Şimdi, diyor ki: “Fezlekesi olan herkes istifa etsin.” Bunun kolayı şudur değerli arkadaşlarım: Fezlekesi olan herkesin, gelin hep beraber dokunulmazlığını kaldıralım, herkes gitsin, hesabını versin. Bunu söylerseniz bunun bir mantığı var, ama onun dışında, topu taca atmayalım. Herkes sorumluluğunu bilecek, herkes konumunu bilecek, herkes yaptıklarının hesabını verecek, ondan sonra burada konuşma hakkına sahip olacak.

Gecenin bu saatinde vaktinizi aldığım için özür diliyorum. Bütçemizin, Türk milletine hayırlı olmasını diliyorum, hepinize saygılar sunuyorum. (CHP ve MHP sıralarından alkışlar)

BAŞKAN – Teşekkür ederim.

AK Parti Grubu adına Kocaeli Milletvekili ve Grup Başkan Vekili Sayın Nihat Ergün.

Sayın Ergün, buyurun. (AK Parti sıralarından alkışlar)

AK PARTİ GRUBU ADINA NİHAT ERGÜN (Kocaeli) – Sayın Başkan, değerli milletvekili arkadaşlarım; ben de gecenin bu vaktinde, kapanış noktasına doğru yaklaştığımız bu zamanda, 30’uncu maddede söz aldım. Hepinizi saygıyla selamlıyorum.

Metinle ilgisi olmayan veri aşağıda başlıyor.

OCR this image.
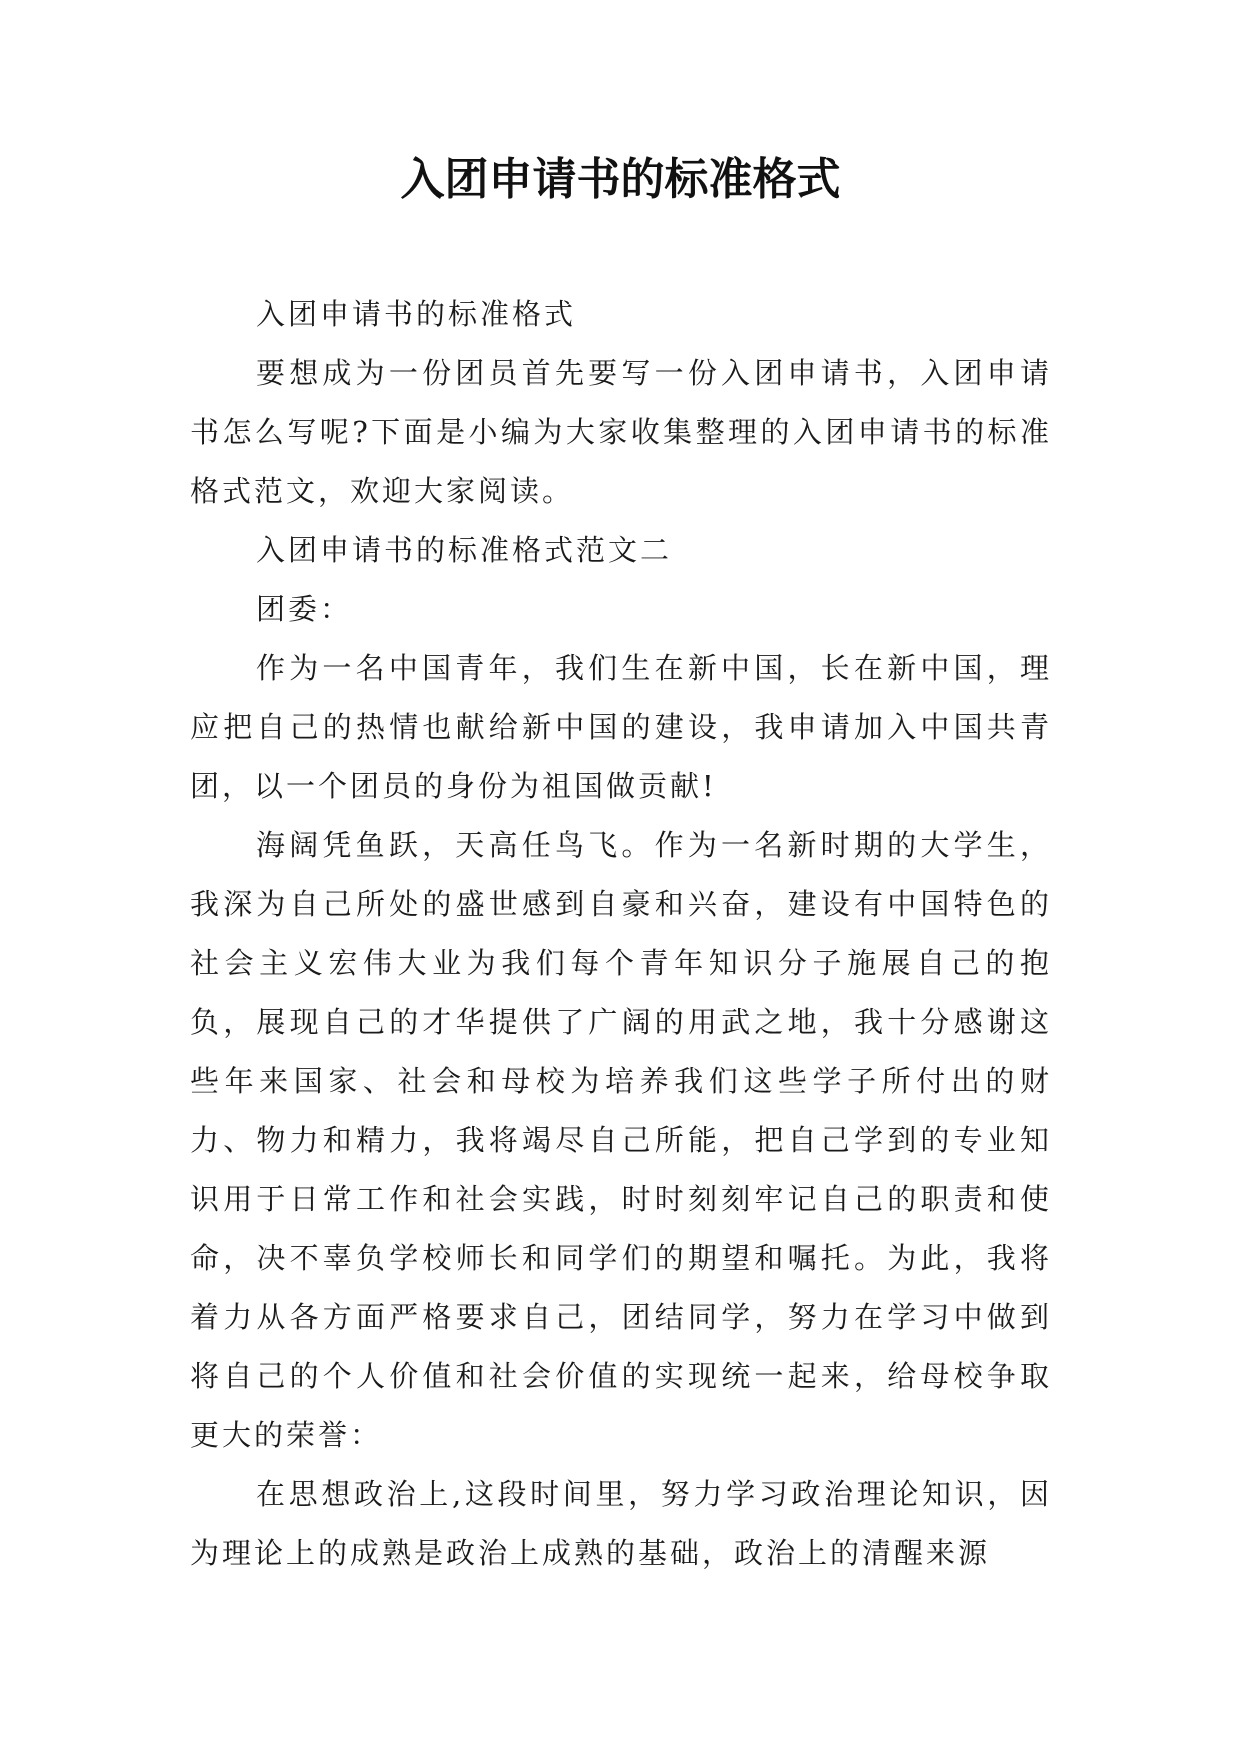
入团申请书的标准格式

入团申请书的标准格式

要想成为一份团员首先要写一份入团申请书，入团申请书怎么写呢?下面是小编为大家收集整理的入团申请书的标准格式范文，欢迎大家阅读。

入团申请书的标准格式范文二

团委：

作为一名中国青年，我们生在新中国，长在新中国，理应把自己的热情也献给新中国的建设，我申请加入中国共青团，以一个团员的身份为祖国做贡献!

海阔凭鱼跃，天高任鸟飞。作为一名新时期的大学生，我深为自己所处的盛世感到自豪和兴奋，建设有中国特色的社会主义宏伟大业为我们每个青年知识分子施展自己的抱负，展现自己的才华提供了广阔的用武之地，我十分感谢这些年来国家、社会和母校为培养我们这些学子所付出的财力、物力和精力，我将竭尽自己所能，把自己学到的专业知识用于日常工作和社会实践，时时刻刻牢记自己的职责和使命，决不辜负学校师长和同学们的期望和嘱托。为此，我将着力从各方面严格要求自己，团结同学，努力在学习中做到将自己的个人价值和社会价值的实现统一起来，给母校争取更大的荣誉：

在思想政治上,这段时间里，努力学习政治理论知识，因为理论上的成熟是政治上成熟的基础，政治上的清醒来源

Bir bütçe maratonunu, yarınki konuşmalarla tamamlayacağız. Zaman zaman, gerilimli noktalar da olmadı değil. Bu gerilimli noktalarda, elbette, hemen aklıselimin mutlaka devreye gelmesi ve gerilimin de devam etmemesi lazım, çünkü biz burada çözüm için varız. Çözüm üretirken milletin problemlerine, bizim usulümüzün de üslubumuzun da çözüme yatkın usul ve üslup olması lazımdır, hepimiz için. Kim, ne hata yapmış olursa olsun, eğer çözüm arıyorsak usulün ve üslubun bu çözüme katkı sağlayan bir usul ve üslup olmak zarureti vardır, çünkü bize akıl lazımdır, bilinç lazımdır bu işleri çözerken. Kavga, öfke, insanın aklını ve bilincini yok eden bir şeydir. İnsanın aklını ve bilincini, kavga, öfke yok eder ve o zaman biz çözemeyiz. Bize lazım olan en önemli şeyler ortadan kalktıktan sonra neyi çözebiliriz.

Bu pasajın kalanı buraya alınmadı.